Le poids des lobbyistes agricoles parmi les plus influents d’Europe

Ils ont un accès privilégiés aux dirigeants gouvernementaux, comme le Copa-Cogeca. Fédération européenne des syndicats d’exploitants agricoles, elle tire en partie son influence des syndicats agricoles nationaux (bêtes noires du pouvoir politique quant à la capacité à faire des actions coup de poing), et soutient plutôt les intérêts de certains gros exploitants plutôt que la majorité de la profession. Ce puissant lobby domine de manière écrasante nombre de groupes de travail et de groupes consultatifs agricoles de la Commission et n’hésite pas à faire entendre sa voix via des communications récurrentes comme cette lettre du 15 mai 2019 à destination des élus de la Commission pour maintenir la PAC ou encore ce Communiqué de Presse de février 2020, faisant état de leur désaccord quant à une proposition de budget européen « inacceptable au vu des ambitions de l’Union »  .

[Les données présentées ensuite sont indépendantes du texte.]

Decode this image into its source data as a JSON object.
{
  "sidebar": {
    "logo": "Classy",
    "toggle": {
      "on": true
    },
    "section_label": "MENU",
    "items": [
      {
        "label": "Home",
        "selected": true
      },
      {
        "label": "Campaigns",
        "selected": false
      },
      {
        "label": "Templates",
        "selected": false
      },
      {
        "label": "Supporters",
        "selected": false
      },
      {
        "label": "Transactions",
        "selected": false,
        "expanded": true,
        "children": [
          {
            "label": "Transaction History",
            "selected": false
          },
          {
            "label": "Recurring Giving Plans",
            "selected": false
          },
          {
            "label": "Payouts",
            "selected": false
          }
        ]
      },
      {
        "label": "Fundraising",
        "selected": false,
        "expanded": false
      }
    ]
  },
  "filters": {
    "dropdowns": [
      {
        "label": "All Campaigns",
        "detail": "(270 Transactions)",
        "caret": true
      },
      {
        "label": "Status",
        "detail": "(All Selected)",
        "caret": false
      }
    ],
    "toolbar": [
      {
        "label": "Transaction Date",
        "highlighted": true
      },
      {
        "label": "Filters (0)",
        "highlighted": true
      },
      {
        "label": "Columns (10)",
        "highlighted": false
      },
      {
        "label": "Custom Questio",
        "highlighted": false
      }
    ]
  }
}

L’Europe face à ses contradictions

Les divers réseaux d’influences autour et au cœur de l’Europe, ont façonnées les successives orientations des PAC. La prochaine réforme en cours (2021-2027) laisserait plus de marge de manœuvre aux États membres, ce qui leur permettrait de décider au niveau national, des critères et indirectement de l’allocation de ces aides. La polémique sur les détournements des subventions de la PAC n’est que l’arbre qui cache la forêt. Les rivalités de certains pouvoirs politiques, les conflits d’intérêts au sein même de l’UE, les questions de souveraineté nationale, les divers intérêts économiques, illustrent le jeu de ces réseaux dans cette guerre de l’information. Un vrai travail de fond est nécessaire, si l’Europe souhaite (ré)affirmer son identité, rétablir un climat de confiance et rayonner.